After an eight-year hiatus, Sun Devil Athletics announced the reinstatement of the men’s tennis program at Arizona State. Through a lead gift of $1M by Buffie and Ray Anderson, Vice President for University Athletics, ASU will now field a total of 26 NCAA varsity sports.
“ASU student athletes exemplify the University’s commitment to access, excellence and impact, and the addition of men’s tennis will extend the opportunity to compete as Sun Devils to a new group of young athletes,” said ASU President Michael Crow. “The investment that Ray and Buffie are making in the program further demonstrates their commitment to the institution, and to the community.”
Last month ASU announced its alliance with the Intercollegiate Tennis Association (ITA), which served as a precursor to formally reinstating the men’s tennis program.
“I am so pleased that Buffie and I can personally support opportunities for our student-athletes,” Anderson said. “In my time here, and as I have learned about the history of the program, I have come to understand how much the sport of men’s tennis means to the community. Finding a way to reinstate the men’s tennis program was a passion for Buffie and myself. ASU’s alliance with the ITA was the perfect precursor to reenergize the tennis community in the Valley, and bring back men’s tennis to Arizona State.”
Also contributing to the revival of men’s tennis is apparel partner adidas, whose contract with Arizona State provided support for the addition of future sporting programs.
“The game of tennis is international and is reflective of adidas’ global footprint,” Mark King, president of adidas group North America said. “Along with Arizona State and its new alliance with the ITA, adidas saw the reinstatement of the ASU men’s tennis program as, not only an opportunity to impact the game of collegiate tennis, but expand opportunities within the sport and impact a diverse community of athletes.”

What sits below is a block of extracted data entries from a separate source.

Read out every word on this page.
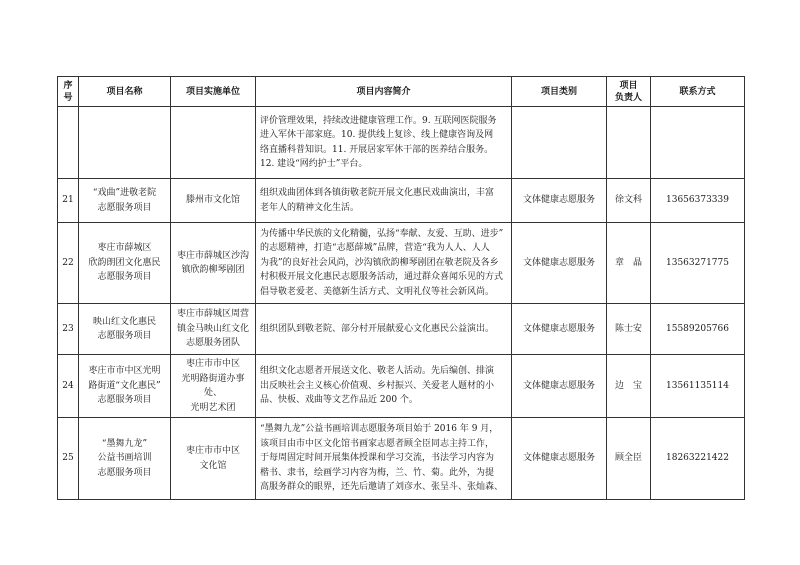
序
号	项目名称	项目实施单位	项目内容简介	项目类别	项目
负责人	联系方式
			评价管理效果，持续改进健康管理工作。9. 互联网医院服务
进入军休干部家庭。10. 提供线上复诊、线上健康咨询及网
络直播科普知识。11. 开展居家军休干部的医养结合服务。
12. 建设“网约护士”平台。			
21	“戏曲”进敬老院
志愿服务项目	滕州市文化馆	组织戏曲团体到各镇街敬老院开展文化惠民戏曲演出，丰富
老年人的精神文化生活。	文体健康志愿服务	徐文科	13656373339
22	枣庄市薛城区
欣韵朗团文化惠民
志愿服务项目	枣庄市薛城区沙沟
镇欣韵柳琴剧团	为传播中华民族的文化精髓，弘扬“奉献、友爱、互助、进步”
的志愿精神，打造“志愿薛城”品牌，营造“我为人人、人人
为我”的良好社会风尚，沙沟镇欣韵柳琴剧团在敬老院及各乡
村积极开展文化惠民志愿服务活动，通过群众喜闻乐见的方式
倡导敬老爱老、美德新生活方式、文明礼仪等社会新风尚。	文体健康志愿服务	章　晶	13563271775
23	映山红文化惠民
志愿服务项目	枣庄市薛城区周营
镇金马映山红文化
志愿服务团队	组织团队到敬老院、部分村开展献爱心文化惠民公益演出。	文体健康志愿服务	陈士安	15589205766
24	枣庄市市中区光明
路街道“文化惠民”
志愿服务项目	枣庄市市中区
光明路街道办事处、
光明艺术团	组织文化志愿者开展送文化、敬老人活动。先后编创、排演
出反映社会主义核心价值观、乡村振兴、关爱老人题材的小
品、快板、戏曲等文艺作品近 200 个。	文体健康志愿服务	边　宝	13561135114
25	“墨舞九龙”
公益书画培训
志愿服务项目	枣庄市市中区
文化馆	“墨舞九龙”公益书画培训志愿服务项目始于 2016 年 9 月，
该项目由市中区文化馆书画家志愿者顾全臣同志主持工作，
于每周固定时间开展集体授课和学习交流，书法学习内容为
楷书、隶书，绘画学习内容为梅，兰、竹、菊。此外，为提
高服务群众的眼界，还先后邀请了刘彦水、张呈斗、张灿森、	文体健康志愿服务	顾全臣	18263221422
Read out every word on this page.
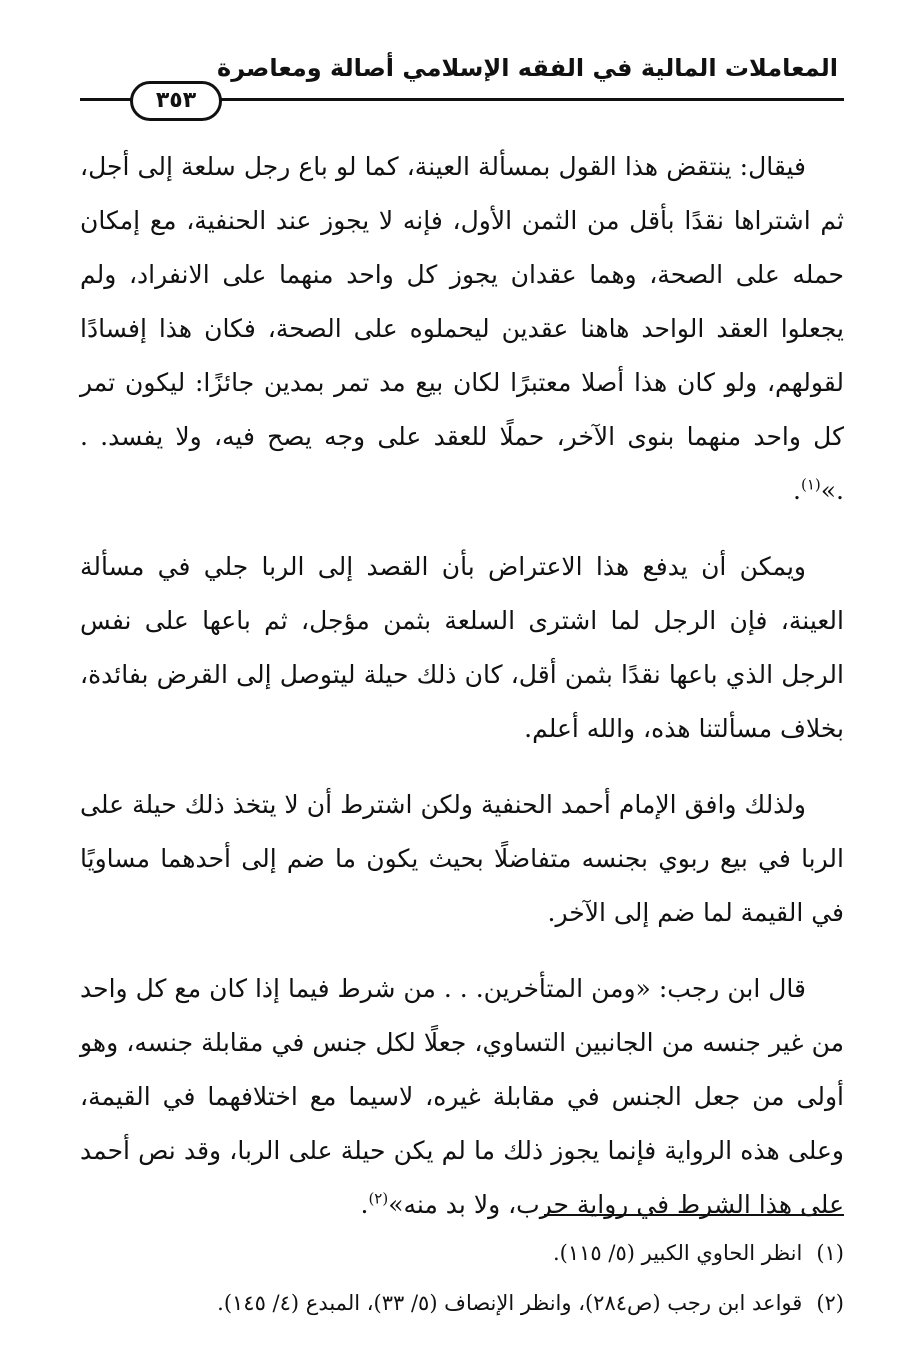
المعاملات المالية في الفقه الإسلامي أصالة ومعاصرة
٣٥٣

فيقال: ينتقض هذا القول بمسألة العينة، كما لو باع رجل سلعة إلى أجل، ثم اشتراها نقدًا بأقل من الثمن الأول، فإنه لا يجوز عند الحنفية، مع إمكان حمله على الصحة، وهما عقدان يجوز كل واحد منهما على الانفراد، ولم يجعلوا العقد الواحد هاهنا عقدين ليحملوه على الصحة، فكان هذا إفسادًا لقولهم، ولو كان هذا أصلا معتبرًا لكان بيع مد تمر بمدين جائزًا: ليكون تمر كل واحد منهما بنوى الآخر، حملًا للعقد على وجه يصح فيه، ولا يفسد. . .»$^{(١)}$.

ويمكن أن يدفع هذا الاعتراض بأن القصد إلى الربا جلي في مسألة العينة، فإن الرجل لما اشترى السلعة بثمن مؤجل، ثم باعها على نفس الرجل الذي باعها نقدًا بثمن أقل، كان ذلك حيلة ليتوصل إلى القرض بفائدة، بخلاف مسألتنا هذه، والله أعلم.

ولذلك وافق الإمام أحمد الحنفية ولكن اشترط أن لا يتخذ ذلك حيلة على الربا في بيع ربوي بجنسه متفاضلًا بحيث يكون ما ضم إلى أحدهما مساويًا في القيمة لما ضم إلى الآخر.

قال ابن رجب: «ومن المتأخرين. . . من شرط فيما إذا كان مع كل واحد من غير جنسه من الجانبين التساوي، جعلًا لكل جنس في مقابلة جنسه، وهو أولى من جعل الجنس في مقابلة غيره، لاسيما مع اختلافهما في القيمة، وعلى هذه الرواية فإنما يجوز ذلك ما لم يكن حيلة على الربا، وقد نص أحمد على هذا الشرط في رواية حرب، ولا بد منه»$^{(٢)}$.

(١)انظر الحاوي الكبير (٥/ ١١٥).
(٢)قواعد ابن رجب (ص٢٨٤)، وانظر الإنصاف (٥/ ٣٣)، المبدع (٤/ ١٤٥).
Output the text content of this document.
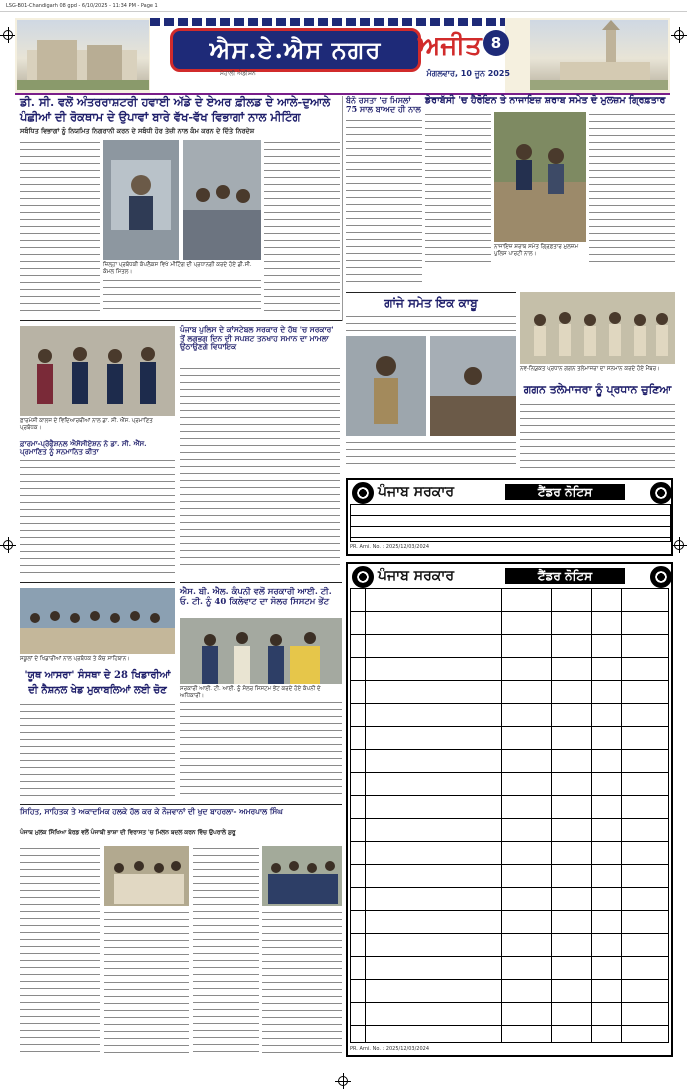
LSG-B01-Chandigarh 08 gpd - 6/10/2025 - 11:34 PM - Page 1
ਐਸ.ਏ.ਐਸ ਨਗਰ	ਅਜੀਤ 8
ਮੰਗਲਵਾਰ, 10 ਜੂਨ 2025
ਮੋਹਾਲੀ ਐਡੀਸ਼ਨ
ਡੀ. ਸੀ. ਵਲੋਂ ਅੰਤਰਰਾਸ਼ਟਰੀ ਹਵਾਈ ਅੱਡੇ ਦੇ ਏਅਰ ਫ਼ੀਲਡ ਦੇ ਆਲੇ-ਦੁਆਲੇ
ਪੰਛੀਆਂ ਦੀ ਰੋਕਥਾਮ ਦੇ ਉਪਾਵਾਂ ਬਾਰੇ ਵੱਖ-ਵੱਖ ਵਿਭਾਗਾਂ ਨਾਲ ਮੀਟਿੰਗ
ਸਬੰਧਿਤ ਵਿਭਾਗਾਂ ਨੂੰ ਨਿਯਮਿਤ ਨਿਗਰਾਨੀ ਕਰਨ ਦੇ ਸਬੰਧੀ ਹੋਰ ਤੇਜ਼ੀ ਨਾਲ ਕੰਮ ਕਰਨ ਦੇ ਦਿੱਤੇ ਨਿਰਦੇਸ਼
ਜ਼ਿਲ੍ਹਾ ਪ੍ਰਬੰਧਕੀ ਕੰਪਲੈਕਸ ਵਿਖੇ ਮੀਟਿੰਗ ਦੀ ਪ੍ਰਧਾਨਗੀ ਕਰਦੇ ਹੋਏ ਡੀ.ਸੀ. ਕੋਮਲ ਮਿੱਤਲ।
ਬੰਨੋ ਰਸਤਾ 'ਚ ਮਿਸਲਾਂ 75 ਸਾਲ ਬਾਅਦ ਹੀ ਨਾਲ
ਡੇਰਾਬੱਸੀ 'ਚ ਹੈਰੋਇਨ ਤੇ ਨਾਜਾਇਜ਼ ਸ਼ਰਾਬ ਸਮੇਤ ਦੋ ਮੁਲਜ਼ਮ ਗ੍ਰਿਫ਼ਤਾਰ
ਨਾਜਾਇਜ਼ ਸ਼ਰਾਬ ਸਮੇਤ ਗ੍ਰਿਫ਼ਤਾਰ ਮੁਲਜ਼ਮ ਪੁਲਿਸ ਪਾਰਟੀ ਨਾਲ।
ਗਾਂਜੇ ਸਮੇਤ ਇਕ ਕਾਬੂ
ਨਵ-ਨਿਯੁਕਤ ਪ੍ਰਧਾਨ ਗਗਨ ਤਲੇਮਾਜਰਾ ਦਾ ਸਨਮਾਨ ਕਰਦੇ ਹੋਏ ਮੈਂਬਰ।
ਗਗਨ ਤਲੇਮਾਜਰਾ ਨੂੰ ਪ੍ਰਧਾਨ ਚੁਣਿਆ
ਫ਼ਾਰਮੇਸੀ ਕਾਲਜ ਦੇ ਵਿਦਿਆਰਥੀਆਂ ਨਾਲ ਡਾ. ਸੀ. ਐੱਸ. ਪ੍ਰਮਾਣਿਤ ਪ੍ਰਬੰਧਕ।
ਫ਼ਾਰਮਾ-ਪ੍ਰੋਫੈਸ਼ਨਲ ਐਸੋਸੀਏਸ਼ਨ ਨੇ ਡਾ. ਸੀ. ਐੱਸ. ਪ੍ਰਮਾਣਿਤ ਨੂੰ ਸਨਮਾਨਿਤ ਕੀਤਾ
ਪੰਜਾਬ ਪੁਲਿਸ ਦੇ ਕਾਂਸਟੇਬਲ ਸਰਕਾਰ ਦੇ ਹੱਥ 'ਚ ਸਰਕਾਰ' ਤੋਂ ਲਗਭਗ ਦਿਨ ਦੀ ਸਪਸ਼ਟ ਤਨਖਾਹ ਸਮਾਨ ਦਾ ਮਾਮਲਾ ਉਠਾਉਣਗੇ ਵਿਧਾਇਕ
ਪੰਜਾਬ ਸਰਕਾਰ	ਟੈਂਡਰ ਨੋਟਿਸ
PR. Arni. No. : 2025/12/03/2024
ਸਕੂਲਾਂ ਦੇ ਖਿਡਾਰੀਆਂ ਨਾਲ ਪ੍ਰਬੰਧਕ ਤੇ ਕੋਚ ਸਾਹਿਬਾਨ।
'ਯੂਥ ਆਸਰਾ' ਸੰਸਥਾ ਦੇ 28 ਖਿਡਾਰੀਆਂ
ਦੀ ਨੈਸ਼ਨਲ ਖੇਡ ਮੁਕਾਬਲਿਆਂ ਲਈ ਚੋਣ
ਐਸ. ਬੀ. ਐਲ. ਕੰਪਨੀ ਵਲੋਂ ਸਰਕਾਰੀ ਆਈ. ਟੀ. ਓ. ਟੀ. ਨੂੰ 40 ਕਿਲੋਵਾਟ ਦਾ ਸੋਲਰ ਸਿਸਟਮ ਭੇਂਟ
ਸਰਕਾਰੀ ਆਈ. ਟੀ. ਆਈ. ਨੂੰ ਸੋਲਰ ਸਿਸਟਮ ਭੇਂਟ ਕਰਦੇ ਹੋਏ ਕੰਪਨੀ ਦੇ ਅਧਿਕਾਰੀ।
ਪੰਜਾਬ ਸਰਕਾਰ	ਟੈਂਡਰ ਨੋਟਿਸ
PR. Arni. No. : 2025/12/03/2024
ਸਿਹਿਤ, ਸਾਹਿਤਕ ਤੇ ਅਕਾਦਮਿਕ ਹਲਕੇ ਹੱਲ ਕਰ ਕੇ ਨੌਜਵਾਨਾਂ ਦੀ ਖੁਦ ਬਾਹਰਲਾ- ਅਮਰਪਾਲ ਸਿੰਘ
ਪੰਜਾਬ ਮੁਲਕ ਸਿੱਖਿਆ ਬੋਰਡ ਵਲੋਂ ਪੰਜਾਬੀ ਭਾਸ਼ਾ ਦੀ ਵਿਰਾਸਤ 'ਚ ਮਿਲਨ ਬਦਲ ਕਰਨ ਵਿੱਚ ਉਪਰਾਲੇ ਸ਼ੁਰੂ
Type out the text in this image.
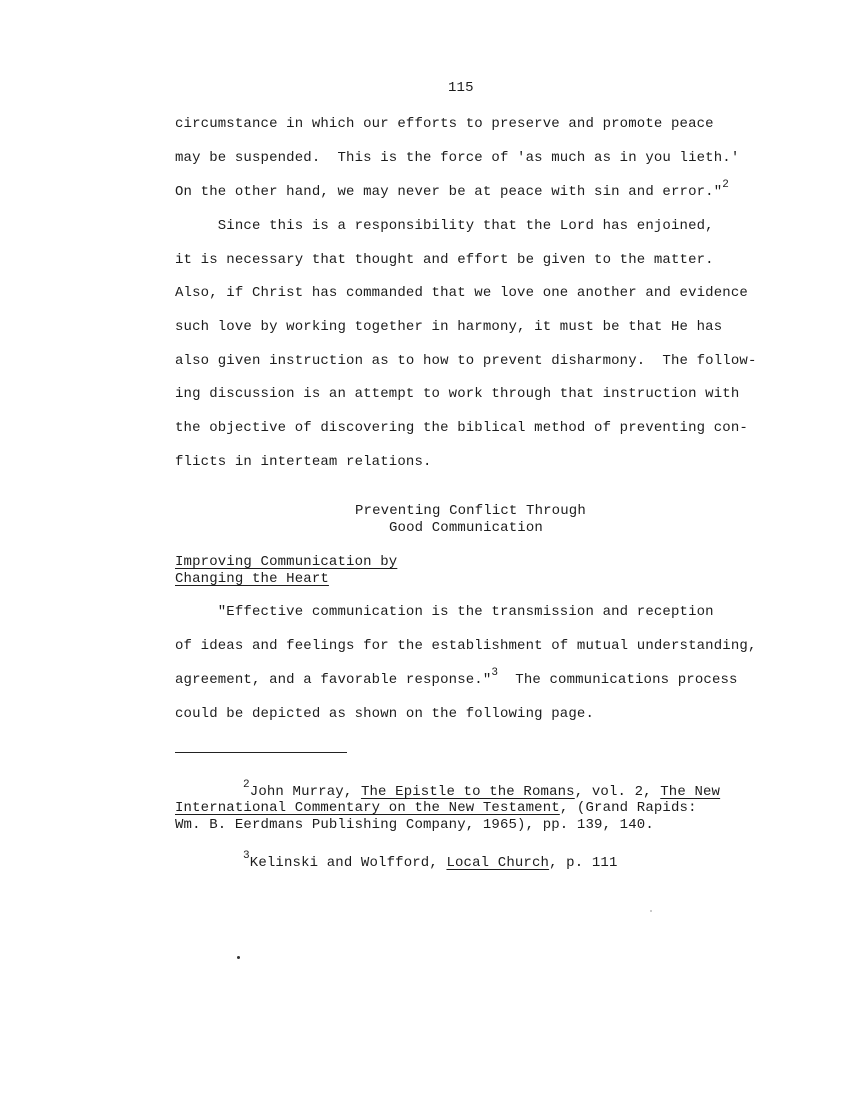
115
circumstance in which our efforts to preserve and promote peace
may be suspended.  This is the force of 'as much as in you lieth.'
On the other hand, we may never be at peace with sin and error."$^2$
Since this is a responsibility that the Lord has enjoined,
it is necessary that thought and effort be given to the matter.
Also, if Christ has commanded that we love one another and evidence
such love by working together in harmony, it must be that He has
also given instruction as to how to prevent disharmony.  The follow-
ing discussion is an attempt to work through that instruction with
the objective of discovering the biblical method of preventing con-
flicts in interteam relations.
Preventing Conflict Through
Good Communication
Improving Communication by
Changing the Heart
"Effective communication is the transmission and reception
of ideas and feelings for the establishment of mutual understanding,
agreement, and a favorable response."$^3$  The communications process
could be depicted as shown on the following page.
$^2$John Murray, The Epistle to the Romans, vol. 2, The New
International Commentary on the New Testament, (Grand Rapids:
Wm. B. Eerdmans Publishing Company, 1965), pp. 139, 140.
$^3$Kelinski and Wolfford, Local Church, p. 111
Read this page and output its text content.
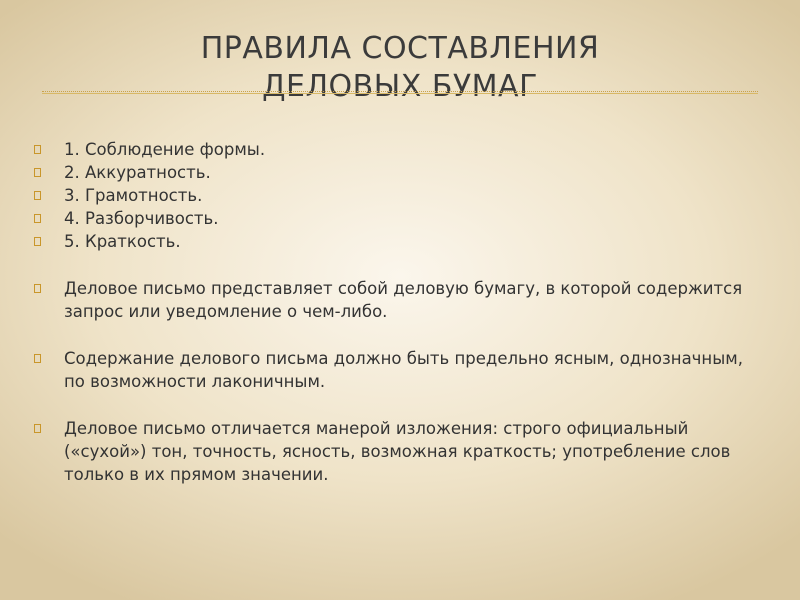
ПРАВИЛА СОСТАВЛЕНИЯ
ДЕЛОВЫХ БУМАГ
1. Соблюдение формы.
2. Аккуратность.
3. Грамотность.
4. Разборчивость.
5. Краткость.
Деловое письмо представляет собой деловую бумагу, в которой содержится запрос или уведомление о чем-либо.
Содержание делового письма должно быть предельно ясным, однозначным, по возможности лаконичным.
Деловое письмо отличается манерой изложения: строго официальный («сухой») тон, точность, ясность, возможная краткость; употребление слов только в их прямом значении.
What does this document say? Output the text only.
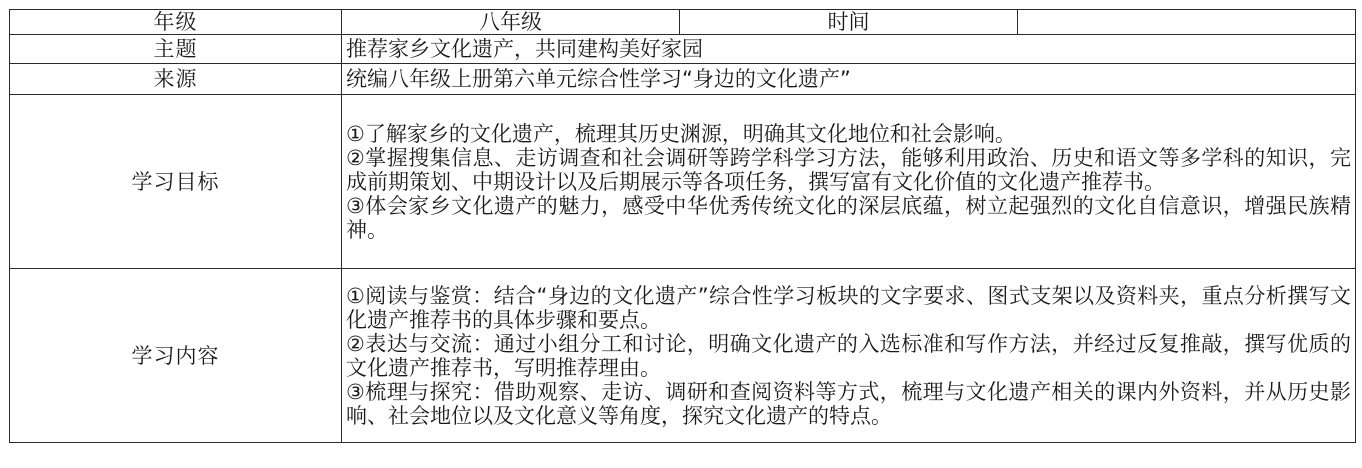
年级	八年级	时间	
主题	推荐家乡文化遗产，共同建构美好家园		
来源	统编八年级上册第六单元综合性学习“身边的文化遗产”		
学习目标	①了解家乡的文化遗产，梳理其历史渊源，明确其文化地位和社会影响。
②掌握搜集信息、走访调查和社会调研等跨学科学习方法，能够利用政治、历史和语文等多学科的知识，完成前期策划、中期设计以及后期展示等各项任务，撰写富有文化价值的文化遗产推荐书。
③体会家乡文化遗产的魅力，感受中华优秀传统文化的深层底蕴，树立起强烈的文化自信意识，增强民族精神。		

学习内容	①阅读与鉴赏：结合“身边的文化遗产”综合性学习板块的文字要求、图式支架以及资料夹，重点分析撰写文化遗产推荐书的具体步骤和要点。
②表达与交流：通过小组分工和讨论，明确文化遗产的入选标准和写作方法，并经过反复推敲，撰写优质的文化遗产推荐书，写明推荐理由。
③梳理与探究：借助观察、走访、调研和查阅资料等方式，梳理与文化遗产相关的课内外资料，并从历史影响、社会地位以及文化意义等角度，探究文化遗产的特点。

In total, Arizona State has raised $5M to support upstart of the program, with a goal of $10M total needed to sustain the addition of men’s tennis. Sun Devil Athletics has launched a campaign, today, to raise the remaining $5M needed to fully support the men’s tennis program. Individuals interested in playing a part in the reinstatement of men’s tennis and contributing to the program can CLICK HERE to give.
Nationally there are 52 D1-Power Five schools that sponsor men’s tennis and 93 NCAA D1-FBS men’s tennis programs. Previously, ASU was one of four Pac-12 schools – along with Colorado, Oregon State, and Washington State, to not field a men’s tennis team.
“The return of Arizona State men’s tennis elevates Arizona State, Sun Devil Athletics and our women’s tennis program,” said women’s tennis head coach Shelia McInerney. “Reviving the men’s team will reestablish the amazing sense of camaraderie we previously experienced competing alongside each other for decades. Beyond creating lasting bonds and friendships, the level of competition of the men’s team elevates and drives the performance of our female student-athletes. Perennially the top-15, top-10 teams in the nation field both men and women’s programs and that is no coincidence. I could not be more enthusiastic, as a coach and a life-long Sun Devil, of the prospect of returning the NCAA men’s program to the Valley.”
Arizona State has added four new programs over the last 18 months. In addition to men’s tennis, Arizona State elevated its National Championship-winning club ice hockey team to NCAA-status, and added women’s lacrosse and the emerging sport of women’s triathlon.
ASU previously sponsored men’s tennis from 1902-2008, making it the second-oldest sport on campus, following only football (1897). In 2008, citing budget cuts, Arizona State dropped men’s tennis, wrestling and men’s swimming from its roster of NCAA sports. With donor support, wrestling and men’s swimming were reinstated that year, however men’s tennis was sidelined as an NCAA sport.
With 18 top-five conference finishes and six top-25 national finishes, the Arizona State men’s tennis team was a formidable opponent in the former Pac-10 Conference. In 1995 Sargis Sargsian rewrote the tennis record books to become the first Sun Devil to win the NCAA Singles Title. The three-set win over USC’s Brett Hansen gave Sargsian the individual national championship, and earned him the title of NCAA Player of the Year, Pac-10 Player of the Year, All-American honors and the top singles ranking in the country. In all, 10 student-athletes earned 14 All-American honors and long-time head coach Lou Belken was named Pac-10 Coach of the year in 1999 and 2008.